Now Stier compounded his error. He should have let Schiff say that maybe the defendant had gotten rid of her clothes, or maybe there just wasn’t enough blood to find, but instead he objected. “Speculation, Your Honor. Irrelevant. Inspector Schiff’s theories are not evidence.”
Hardy couldn’t believe his luck. “Well, gosh, Your Honor,” he said. “My point exactly. Since the prosecution concedes that Inspector Schiff’s theories aren’t evidence, and since the prosecution doesn’t seem to have anything besides her theories, I have no further questions.”
Braun banged her gavel and chastised Hardy for making speeches, but he didn’t care.
For the rest of the afternoon Hardy continued to hammer the same point through the other lab witnesses.

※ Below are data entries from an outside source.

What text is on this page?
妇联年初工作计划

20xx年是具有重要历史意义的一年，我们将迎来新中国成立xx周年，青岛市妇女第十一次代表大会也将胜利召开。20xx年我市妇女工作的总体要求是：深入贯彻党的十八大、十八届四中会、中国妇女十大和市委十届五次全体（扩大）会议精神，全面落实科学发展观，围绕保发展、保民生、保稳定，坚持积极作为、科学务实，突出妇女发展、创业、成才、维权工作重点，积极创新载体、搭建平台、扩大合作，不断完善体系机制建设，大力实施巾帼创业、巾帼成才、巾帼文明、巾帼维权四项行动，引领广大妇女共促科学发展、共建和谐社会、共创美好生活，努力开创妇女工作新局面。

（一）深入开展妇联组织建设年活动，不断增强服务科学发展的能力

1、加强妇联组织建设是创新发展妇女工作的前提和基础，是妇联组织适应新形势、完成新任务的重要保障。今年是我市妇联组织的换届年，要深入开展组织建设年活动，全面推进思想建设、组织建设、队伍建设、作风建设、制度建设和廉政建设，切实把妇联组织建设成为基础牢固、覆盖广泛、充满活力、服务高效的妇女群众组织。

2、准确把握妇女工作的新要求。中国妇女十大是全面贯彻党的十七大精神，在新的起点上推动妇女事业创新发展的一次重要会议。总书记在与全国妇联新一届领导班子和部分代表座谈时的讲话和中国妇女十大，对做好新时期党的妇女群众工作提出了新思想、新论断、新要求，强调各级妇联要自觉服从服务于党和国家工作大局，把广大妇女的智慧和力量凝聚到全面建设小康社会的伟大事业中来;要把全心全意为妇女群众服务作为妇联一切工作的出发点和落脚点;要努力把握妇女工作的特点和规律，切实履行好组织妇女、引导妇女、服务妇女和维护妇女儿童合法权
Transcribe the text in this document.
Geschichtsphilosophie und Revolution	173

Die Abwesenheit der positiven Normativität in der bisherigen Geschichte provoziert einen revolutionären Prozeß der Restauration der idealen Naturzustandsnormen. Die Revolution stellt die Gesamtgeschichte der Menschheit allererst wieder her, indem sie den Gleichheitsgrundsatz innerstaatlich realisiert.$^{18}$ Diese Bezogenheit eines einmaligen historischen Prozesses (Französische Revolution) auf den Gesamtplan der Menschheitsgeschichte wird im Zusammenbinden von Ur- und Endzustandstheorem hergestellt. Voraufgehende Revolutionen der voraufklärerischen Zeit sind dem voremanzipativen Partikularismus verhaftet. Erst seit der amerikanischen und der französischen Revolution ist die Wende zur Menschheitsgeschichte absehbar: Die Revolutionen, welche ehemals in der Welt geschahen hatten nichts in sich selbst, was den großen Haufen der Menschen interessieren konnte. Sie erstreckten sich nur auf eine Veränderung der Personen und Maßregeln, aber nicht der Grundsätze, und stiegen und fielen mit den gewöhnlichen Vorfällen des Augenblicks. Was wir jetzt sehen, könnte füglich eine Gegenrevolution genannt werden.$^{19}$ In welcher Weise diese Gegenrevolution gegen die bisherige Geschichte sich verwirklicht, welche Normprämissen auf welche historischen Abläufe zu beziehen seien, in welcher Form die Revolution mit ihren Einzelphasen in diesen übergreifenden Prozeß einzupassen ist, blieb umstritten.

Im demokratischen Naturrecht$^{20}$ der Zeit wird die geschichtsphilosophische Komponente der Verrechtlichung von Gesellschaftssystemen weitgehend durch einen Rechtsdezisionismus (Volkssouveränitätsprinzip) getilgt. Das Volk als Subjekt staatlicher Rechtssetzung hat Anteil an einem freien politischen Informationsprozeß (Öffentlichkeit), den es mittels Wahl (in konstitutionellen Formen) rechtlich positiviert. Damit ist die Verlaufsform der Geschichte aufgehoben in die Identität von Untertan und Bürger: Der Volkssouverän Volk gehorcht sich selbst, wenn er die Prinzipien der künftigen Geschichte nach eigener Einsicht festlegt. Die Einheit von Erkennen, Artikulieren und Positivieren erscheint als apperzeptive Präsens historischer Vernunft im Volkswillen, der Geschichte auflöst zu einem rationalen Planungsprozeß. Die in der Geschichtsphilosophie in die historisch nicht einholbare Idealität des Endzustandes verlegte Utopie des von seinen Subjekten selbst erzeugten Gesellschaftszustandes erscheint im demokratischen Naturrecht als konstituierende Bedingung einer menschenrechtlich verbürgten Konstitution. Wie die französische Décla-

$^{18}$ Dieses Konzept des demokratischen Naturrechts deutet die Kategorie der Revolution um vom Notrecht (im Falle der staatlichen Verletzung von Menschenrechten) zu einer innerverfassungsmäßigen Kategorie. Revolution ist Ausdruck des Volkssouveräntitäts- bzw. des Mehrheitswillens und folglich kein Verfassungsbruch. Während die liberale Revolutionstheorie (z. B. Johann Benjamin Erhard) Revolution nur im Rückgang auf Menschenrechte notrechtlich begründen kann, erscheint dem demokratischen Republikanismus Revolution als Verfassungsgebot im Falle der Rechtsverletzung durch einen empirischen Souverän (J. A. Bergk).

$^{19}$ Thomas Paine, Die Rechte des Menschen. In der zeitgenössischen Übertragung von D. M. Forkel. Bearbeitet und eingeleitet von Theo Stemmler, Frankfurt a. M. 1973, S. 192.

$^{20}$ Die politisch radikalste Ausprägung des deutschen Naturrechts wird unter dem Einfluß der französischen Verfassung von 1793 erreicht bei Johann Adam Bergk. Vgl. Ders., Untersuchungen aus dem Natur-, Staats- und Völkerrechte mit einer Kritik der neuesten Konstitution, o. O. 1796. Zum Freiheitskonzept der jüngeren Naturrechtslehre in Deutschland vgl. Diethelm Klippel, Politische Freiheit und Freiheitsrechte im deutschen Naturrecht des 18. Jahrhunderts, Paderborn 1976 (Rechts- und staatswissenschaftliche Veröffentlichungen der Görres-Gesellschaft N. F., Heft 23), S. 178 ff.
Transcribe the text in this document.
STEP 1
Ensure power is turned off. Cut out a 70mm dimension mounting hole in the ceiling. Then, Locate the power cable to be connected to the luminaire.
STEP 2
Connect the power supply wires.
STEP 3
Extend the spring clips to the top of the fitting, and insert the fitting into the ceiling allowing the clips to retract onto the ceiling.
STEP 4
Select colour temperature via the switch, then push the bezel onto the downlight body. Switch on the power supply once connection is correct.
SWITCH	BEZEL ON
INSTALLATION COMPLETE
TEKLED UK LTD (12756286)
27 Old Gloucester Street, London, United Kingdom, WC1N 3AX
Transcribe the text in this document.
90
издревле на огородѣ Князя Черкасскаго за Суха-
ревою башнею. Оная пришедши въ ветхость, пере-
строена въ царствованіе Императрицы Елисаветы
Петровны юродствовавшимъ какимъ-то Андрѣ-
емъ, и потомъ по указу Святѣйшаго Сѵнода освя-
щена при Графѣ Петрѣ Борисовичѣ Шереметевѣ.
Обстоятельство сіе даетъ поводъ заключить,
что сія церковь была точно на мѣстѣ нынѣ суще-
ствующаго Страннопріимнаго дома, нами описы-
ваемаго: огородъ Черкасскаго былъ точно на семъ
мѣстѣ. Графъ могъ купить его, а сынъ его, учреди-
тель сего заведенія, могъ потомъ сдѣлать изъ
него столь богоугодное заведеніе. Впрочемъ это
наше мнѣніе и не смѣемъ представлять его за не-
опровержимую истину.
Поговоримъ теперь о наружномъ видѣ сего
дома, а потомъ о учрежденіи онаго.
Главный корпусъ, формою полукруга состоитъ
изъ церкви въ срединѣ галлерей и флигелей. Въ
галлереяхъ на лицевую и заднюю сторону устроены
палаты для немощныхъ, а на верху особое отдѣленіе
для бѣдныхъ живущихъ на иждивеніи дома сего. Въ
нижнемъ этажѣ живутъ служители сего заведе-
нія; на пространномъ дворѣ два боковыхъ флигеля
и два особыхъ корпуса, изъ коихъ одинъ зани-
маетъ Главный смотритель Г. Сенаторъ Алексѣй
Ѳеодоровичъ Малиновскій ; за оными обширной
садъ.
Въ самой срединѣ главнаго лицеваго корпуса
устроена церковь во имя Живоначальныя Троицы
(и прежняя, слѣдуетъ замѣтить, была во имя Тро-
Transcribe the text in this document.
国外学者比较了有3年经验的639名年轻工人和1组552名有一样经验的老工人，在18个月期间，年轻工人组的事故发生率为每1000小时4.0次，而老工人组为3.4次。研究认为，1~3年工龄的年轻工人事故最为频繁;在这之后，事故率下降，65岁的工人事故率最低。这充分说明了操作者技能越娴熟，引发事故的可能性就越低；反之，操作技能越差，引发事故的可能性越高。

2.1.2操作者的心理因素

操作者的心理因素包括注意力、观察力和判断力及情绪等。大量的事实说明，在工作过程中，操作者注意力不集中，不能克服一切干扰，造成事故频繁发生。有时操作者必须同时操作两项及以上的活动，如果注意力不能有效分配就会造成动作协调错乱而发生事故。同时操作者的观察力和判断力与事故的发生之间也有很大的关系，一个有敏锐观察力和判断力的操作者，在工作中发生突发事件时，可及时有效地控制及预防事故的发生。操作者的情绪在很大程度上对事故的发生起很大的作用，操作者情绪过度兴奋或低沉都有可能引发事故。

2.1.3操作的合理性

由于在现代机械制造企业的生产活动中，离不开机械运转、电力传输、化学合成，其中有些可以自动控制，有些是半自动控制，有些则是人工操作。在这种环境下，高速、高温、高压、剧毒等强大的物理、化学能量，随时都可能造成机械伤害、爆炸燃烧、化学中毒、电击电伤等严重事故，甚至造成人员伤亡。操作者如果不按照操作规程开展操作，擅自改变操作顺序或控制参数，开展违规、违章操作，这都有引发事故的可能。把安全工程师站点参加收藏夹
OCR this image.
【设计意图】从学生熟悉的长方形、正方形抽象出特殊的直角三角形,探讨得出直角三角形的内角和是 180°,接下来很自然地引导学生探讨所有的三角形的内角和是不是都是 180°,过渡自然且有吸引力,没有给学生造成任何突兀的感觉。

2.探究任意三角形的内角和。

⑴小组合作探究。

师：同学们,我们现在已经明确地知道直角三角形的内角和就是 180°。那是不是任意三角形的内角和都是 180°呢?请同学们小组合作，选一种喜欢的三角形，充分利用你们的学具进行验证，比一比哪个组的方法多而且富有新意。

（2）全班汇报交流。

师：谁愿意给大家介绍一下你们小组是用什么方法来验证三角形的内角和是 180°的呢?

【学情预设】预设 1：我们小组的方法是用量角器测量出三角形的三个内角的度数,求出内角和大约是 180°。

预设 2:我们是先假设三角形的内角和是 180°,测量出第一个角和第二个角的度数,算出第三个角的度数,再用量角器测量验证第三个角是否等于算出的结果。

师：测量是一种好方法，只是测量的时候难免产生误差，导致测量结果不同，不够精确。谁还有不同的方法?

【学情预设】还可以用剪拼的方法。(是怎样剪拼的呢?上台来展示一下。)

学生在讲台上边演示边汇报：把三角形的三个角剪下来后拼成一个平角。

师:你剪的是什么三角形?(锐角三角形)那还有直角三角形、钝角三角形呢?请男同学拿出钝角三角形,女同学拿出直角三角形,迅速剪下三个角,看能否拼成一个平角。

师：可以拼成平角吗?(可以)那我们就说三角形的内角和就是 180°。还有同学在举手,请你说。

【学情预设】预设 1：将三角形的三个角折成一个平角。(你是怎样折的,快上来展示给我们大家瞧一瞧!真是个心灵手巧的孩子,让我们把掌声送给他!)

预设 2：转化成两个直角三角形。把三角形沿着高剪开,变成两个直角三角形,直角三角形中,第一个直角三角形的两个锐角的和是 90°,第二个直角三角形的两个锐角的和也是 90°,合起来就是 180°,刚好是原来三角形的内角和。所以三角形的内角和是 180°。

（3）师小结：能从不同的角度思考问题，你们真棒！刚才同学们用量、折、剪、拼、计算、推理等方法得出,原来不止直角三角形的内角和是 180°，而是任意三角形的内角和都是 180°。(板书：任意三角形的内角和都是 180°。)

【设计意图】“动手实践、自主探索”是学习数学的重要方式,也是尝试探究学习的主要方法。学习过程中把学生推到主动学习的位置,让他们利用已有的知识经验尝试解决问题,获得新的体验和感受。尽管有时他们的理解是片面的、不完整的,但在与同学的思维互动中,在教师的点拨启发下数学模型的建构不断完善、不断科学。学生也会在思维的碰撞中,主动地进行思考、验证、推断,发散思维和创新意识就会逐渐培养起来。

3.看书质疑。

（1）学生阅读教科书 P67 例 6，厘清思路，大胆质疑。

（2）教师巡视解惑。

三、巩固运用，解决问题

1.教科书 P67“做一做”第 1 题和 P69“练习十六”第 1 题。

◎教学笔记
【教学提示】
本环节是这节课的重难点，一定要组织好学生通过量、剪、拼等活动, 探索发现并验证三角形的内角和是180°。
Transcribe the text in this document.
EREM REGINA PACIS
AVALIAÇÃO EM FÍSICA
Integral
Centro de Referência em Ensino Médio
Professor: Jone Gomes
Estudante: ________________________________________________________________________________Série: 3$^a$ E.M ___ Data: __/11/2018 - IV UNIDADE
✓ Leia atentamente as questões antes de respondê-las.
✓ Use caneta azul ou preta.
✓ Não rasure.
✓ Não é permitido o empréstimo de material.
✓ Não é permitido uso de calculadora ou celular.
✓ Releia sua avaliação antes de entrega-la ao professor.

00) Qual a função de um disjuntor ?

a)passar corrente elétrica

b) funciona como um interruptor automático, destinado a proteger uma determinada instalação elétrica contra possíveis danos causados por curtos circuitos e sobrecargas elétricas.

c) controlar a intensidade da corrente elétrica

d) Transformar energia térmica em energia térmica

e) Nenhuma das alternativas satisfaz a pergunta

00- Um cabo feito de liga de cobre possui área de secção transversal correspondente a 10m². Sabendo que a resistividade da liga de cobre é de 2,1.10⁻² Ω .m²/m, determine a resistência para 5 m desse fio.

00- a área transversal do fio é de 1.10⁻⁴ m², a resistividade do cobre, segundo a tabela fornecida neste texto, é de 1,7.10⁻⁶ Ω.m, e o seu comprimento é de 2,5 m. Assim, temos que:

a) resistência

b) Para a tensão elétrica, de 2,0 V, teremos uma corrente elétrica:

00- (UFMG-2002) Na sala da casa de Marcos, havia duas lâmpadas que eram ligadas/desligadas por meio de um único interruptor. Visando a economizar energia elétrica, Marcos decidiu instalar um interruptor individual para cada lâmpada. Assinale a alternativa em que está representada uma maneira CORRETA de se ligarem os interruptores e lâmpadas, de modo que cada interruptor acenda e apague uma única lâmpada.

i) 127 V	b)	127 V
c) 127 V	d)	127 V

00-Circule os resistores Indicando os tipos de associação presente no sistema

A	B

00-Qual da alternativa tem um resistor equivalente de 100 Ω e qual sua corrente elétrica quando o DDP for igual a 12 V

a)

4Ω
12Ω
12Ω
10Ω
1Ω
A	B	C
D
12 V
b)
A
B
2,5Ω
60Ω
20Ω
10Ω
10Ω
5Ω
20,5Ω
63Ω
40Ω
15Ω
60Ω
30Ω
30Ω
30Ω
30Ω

“You’re a fingerprint expert, right? Did you find fingerprints inside Mr. Preslee’s home?”
“Yes. Lots of them.”
“Were any of those Maya Townshend’s fingerprints?”
“No.”
“In fact, there are several fingerprints that belong to people whom you’ve never identified, isn’t that right?”
“Yes.”
“Fingerprints at the table where the victim was seated?”
“Yes.”
“Fingerprints at the sink where the cleaver was allegedly washed?”
“Yes.”
“Fingerprints on the interior door handle of the apartment?”
“Yes.”
“And none of these are Maya’s, and some of them are unidentified, right?”
“Correct.”
Hardy did the same with the DNA-some recovered, some unidentified, none belonging to Maya. When he was finally done with his last cross-examination at quarter to five, Hardy took a long beat and threw a look at Stier, wilting at his own table. The prosecutor had taken a beating today on the Preslee evidence, and he knew it.
But next up, he would be talking about motive. And motive evidence, Hardy knew, was going to be brutal.
The apartment dooropened and Wyatt Hunt stood looking at his young associate. “What is this bullshit, Craig?”
“What bullshit?”
“ ‘What bullshit?’ he asks. Calling in sick when you look about as sick as I do, except for a little red around the eyes. Are you stoned?”
“Slightly.”
“And what do you hope to accomplish by that?”
“Nothing. I’m not trying to accomplish anything. Except figure out how I’m going to get back with Tam.”
“You think better when you’re loaded?”